During the manufacture of ozone by corona discharge, a corona is generated for ozone production by applying an electrical current across two metallic electrodes separated by a dielectric insulator and an air gap.
The electrical current will not arc between the electrodes because of the dielectric and the air gap. Instead, an energized corona develops in the interstitial space between the electrodes, which is characterised by a deep blue or violet glow.
Ozone is produced by passing oxygen or air through this electrical field wherein a certain percentage of the oxygen molecules dissociate then recombine as ozone.
In some environments such as in cool storage rooms for fruit and vegetables having ozone generators the corona discharge process can be adversely affected by moisture and cold.

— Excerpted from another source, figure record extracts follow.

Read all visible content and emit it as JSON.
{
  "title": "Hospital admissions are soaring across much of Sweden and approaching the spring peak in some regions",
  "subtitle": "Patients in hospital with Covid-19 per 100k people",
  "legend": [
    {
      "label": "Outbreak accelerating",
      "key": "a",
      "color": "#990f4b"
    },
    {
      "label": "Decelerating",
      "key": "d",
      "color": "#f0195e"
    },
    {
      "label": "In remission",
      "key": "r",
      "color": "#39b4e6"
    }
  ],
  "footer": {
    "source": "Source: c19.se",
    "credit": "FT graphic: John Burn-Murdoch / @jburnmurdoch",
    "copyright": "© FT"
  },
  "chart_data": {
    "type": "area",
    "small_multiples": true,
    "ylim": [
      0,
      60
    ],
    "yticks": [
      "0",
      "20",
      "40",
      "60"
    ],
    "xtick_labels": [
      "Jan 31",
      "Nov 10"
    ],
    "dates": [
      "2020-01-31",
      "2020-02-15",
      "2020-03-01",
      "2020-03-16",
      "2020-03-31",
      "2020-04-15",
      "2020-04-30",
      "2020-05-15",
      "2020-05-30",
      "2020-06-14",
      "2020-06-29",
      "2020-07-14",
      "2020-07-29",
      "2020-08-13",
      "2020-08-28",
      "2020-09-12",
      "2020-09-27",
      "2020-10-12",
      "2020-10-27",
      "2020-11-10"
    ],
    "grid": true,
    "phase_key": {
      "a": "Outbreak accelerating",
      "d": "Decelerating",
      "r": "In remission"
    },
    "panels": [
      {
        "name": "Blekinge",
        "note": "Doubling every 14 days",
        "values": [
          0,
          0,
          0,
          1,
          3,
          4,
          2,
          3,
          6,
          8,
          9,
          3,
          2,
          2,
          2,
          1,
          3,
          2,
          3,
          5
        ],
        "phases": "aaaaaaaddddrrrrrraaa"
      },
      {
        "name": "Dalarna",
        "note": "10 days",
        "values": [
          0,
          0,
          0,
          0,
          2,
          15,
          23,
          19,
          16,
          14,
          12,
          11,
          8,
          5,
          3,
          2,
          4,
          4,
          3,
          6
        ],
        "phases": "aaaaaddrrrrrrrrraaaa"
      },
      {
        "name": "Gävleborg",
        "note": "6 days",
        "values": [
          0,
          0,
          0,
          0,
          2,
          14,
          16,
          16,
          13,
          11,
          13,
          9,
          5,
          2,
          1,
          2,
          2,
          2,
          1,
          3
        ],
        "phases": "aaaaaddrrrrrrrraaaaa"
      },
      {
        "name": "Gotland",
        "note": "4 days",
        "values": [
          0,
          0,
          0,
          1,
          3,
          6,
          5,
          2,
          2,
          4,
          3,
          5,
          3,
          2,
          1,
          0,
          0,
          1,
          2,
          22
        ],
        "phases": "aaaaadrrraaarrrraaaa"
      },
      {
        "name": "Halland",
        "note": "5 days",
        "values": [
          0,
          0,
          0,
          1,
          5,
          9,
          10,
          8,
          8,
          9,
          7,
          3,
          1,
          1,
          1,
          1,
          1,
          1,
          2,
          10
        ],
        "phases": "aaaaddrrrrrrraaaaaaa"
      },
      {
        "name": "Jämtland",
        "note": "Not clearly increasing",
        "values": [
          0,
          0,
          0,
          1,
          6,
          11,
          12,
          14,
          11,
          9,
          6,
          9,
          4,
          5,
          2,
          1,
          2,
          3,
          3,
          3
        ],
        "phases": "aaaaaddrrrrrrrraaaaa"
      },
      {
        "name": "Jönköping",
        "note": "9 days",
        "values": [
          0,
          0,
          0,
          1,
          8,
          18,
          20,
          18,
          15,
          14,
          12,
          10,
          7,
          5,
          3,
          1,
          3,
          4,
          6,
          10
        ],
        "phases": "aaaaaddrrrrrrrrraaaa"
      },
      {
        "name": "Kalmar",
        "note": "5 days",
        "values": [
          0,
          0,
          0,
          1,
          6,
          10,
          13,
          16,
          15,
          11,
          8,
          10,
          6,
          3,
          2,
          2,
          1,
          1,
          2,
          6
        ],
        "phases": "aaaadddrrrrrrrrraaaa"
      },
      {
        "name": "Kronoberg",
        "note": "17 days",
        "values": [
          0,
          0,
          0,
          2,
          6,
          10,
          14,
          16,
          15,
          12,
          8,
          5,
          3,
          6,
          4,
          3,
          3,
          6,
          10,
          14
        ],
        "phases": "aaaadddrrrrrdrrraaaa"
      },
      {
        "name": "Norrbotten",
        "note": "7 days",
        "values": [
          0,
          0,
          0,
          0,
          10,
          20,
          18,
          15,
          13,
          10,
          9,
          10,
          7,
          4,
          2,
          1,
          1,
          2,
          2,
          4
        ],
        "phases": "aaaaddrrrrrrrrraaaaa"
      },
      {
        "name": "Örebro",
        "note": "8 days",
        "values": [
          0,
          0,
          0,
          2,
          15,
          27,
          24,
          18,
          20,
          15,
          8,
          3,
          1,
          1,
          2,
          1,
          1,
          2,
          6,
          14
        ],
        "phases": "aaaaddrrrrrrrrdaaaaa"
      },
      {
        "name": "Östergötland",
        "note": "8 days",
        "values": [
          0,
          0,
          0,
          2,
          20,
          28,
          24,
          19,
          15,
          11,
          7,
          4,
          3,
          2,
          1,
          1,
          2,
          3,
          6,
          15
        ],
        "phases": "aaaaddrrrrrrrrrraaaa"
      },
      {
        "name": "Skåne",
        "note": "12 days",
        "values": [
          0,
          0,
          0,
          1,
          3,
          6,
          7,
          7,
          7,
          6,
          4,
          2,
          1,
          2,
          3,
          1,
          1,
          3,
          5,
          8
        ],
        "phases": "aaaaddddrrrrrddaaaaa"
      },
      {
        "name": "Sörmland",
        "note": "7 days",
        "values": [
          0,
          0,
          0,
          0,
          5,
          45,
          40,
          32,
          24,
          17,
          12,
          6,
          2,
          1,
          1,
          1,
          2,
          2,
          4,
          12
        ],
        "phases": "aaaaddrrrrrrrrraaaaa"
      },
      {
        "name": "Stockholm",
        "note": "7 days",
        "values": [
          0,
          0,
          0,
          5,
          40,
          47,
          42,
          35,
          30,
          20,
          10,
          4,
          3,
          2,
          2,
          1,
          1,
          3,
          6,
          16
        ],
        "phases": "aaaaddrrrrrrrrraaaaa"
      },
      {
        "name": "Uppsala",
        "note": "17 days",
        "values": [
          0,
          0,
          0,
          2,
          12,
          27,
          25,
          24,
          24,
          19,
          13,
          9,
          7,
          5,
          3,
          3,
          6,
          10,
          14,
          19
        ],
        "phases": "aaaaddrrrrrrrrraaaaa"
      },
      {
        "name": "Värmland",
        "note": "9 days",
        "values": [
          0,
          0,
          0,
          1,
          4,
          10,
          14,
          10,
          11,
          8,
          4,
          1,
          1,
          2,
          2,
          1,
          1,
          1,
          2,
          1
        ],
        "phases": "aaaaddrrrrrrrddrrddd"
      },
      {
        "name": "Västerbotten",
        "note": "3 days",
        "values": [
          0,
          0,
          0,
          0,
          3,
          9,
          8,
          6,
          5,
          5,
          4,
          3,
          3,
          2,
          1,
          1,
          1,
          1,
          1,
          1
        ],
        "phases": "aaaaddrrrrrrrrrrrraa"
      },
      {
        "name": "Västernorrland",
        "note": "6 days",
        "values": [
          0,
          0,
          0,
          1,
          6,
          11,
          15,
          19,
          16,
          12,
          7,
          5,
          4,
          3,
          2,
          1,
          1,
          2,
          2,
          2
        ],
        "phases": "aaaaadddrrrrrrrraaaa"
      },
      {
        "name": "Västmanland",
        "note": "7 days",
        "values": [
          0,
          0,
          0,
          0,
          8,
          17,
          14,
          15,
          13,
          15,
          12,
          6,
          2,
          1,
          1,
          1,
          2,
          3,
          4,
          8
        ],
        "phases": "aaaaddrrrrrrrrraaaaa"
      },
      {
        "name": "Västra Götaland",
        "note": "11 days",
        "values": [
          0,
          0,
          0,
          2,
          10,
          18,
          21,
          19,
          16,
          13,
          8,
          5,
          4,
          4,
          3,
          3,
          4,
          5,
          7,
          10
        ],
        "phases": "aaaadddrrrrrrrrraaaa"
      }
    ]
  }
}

Corona discharge ozone cells generally provide more constant ozone output than do UV ozone producing lamps.
Ozone producing ultra violet lamps can deteriorate quite quickly with ozone output declining quite rapidly and corona discharge cells are preferable and allow manufacturers to better develop protocols for ozone concentrations for various fruits and vegetables treatments, however, their use is dependent upon the development of corona discharge cells that can withstand the cold and moisture when placed in cool storage environments.
When using the corona discharge ozone generators to produce ozone air in cool, moist environments, suitable cold and moisture resistant electronic equipment is required.
The electronic control board, transformer, connections, etc. all need to be suitably designed and insulated so they will function under these conditions.
The corona cell assembly itself, over which air is blown by the generator fan to generate ozone, has to be cold-resistant and moisture-resistant so that it functions effectively under these conditions and continues to produce adequate levels of ozone.
In addition, when an ozone generator is controlled by a timer or ozone monitor, the entire electrical assembly including the generating cell will become cold during the time the machine is switched off.
The cell needs to respond quickly when the generator is turned on and recover to ensure a normal corona is again established to produce ozone.
Cold adds current load and as a unit warms up condensation will occur on the outer electrode and on any exposed parts of the dielectric to add more current load, as well as providing an opportunity for arcing to occur. If arcing occurs, the cell can break down and fail.
Electricity will follow moisture so any droplets of moisture that form on the outer electrode or dielectric may allow arcing to travel from the outer electrode along the dielectric and try to reach the inner electrode or enclosure wall. If this occurs, a short can occur resulting in the cell breaking down.
Moisture can also be carried by the generator fan and possibly get between the inner electrode and the inside face of the dielectric.
When the dielectric tubing from off-the-shelf is used the inside dimension is not always uniform. The inner electrode also may not be perfectly uniform in its diameter. As a result, minute gaps are possible between these two components when the cylindrical dielectric is placed over the inner electrode. This situation can lead to leakage and cell failure.
When an ozone generator that generates ozone from air is installed in a confined space to either treat the air or a product with ozone, any residual ozone will be drawn through the ozone generator causing corrosion to certain generator components, particularly electronic components, resulting in malfunction and short working life.
One option is to totally enclose the electronic power board within the generator to safeguard it from residual ozone. Other electronic components such as power sockets, fuse holders etc. can be coated with a suitable epoxy to protect them from ozone.
Standard fans have limited ozone resistance. Further, ensuring all generator components are corrosion and ozone resistant 10 can be expensive and render the generator unaffordable.
Additionally when a corona discharge ozone generation cell is used to produce medium to high levels of ozone from air undesirable nitrogen by-products can form which can also affect generator components. This can be more apparent when such a generator is installed in a cold storage room where moisture levels can be high.
It is an object of the present invention to provide a corona discharge apparatus for generating ozone in air which will operate efficiently in dry as well as cold and wet environments.
It will be clearly understood that, if a prior art publication is referred to herein, this reference does not constitute an admission that the publication forms part of the common general knowledge in the art in Australia or in any other country.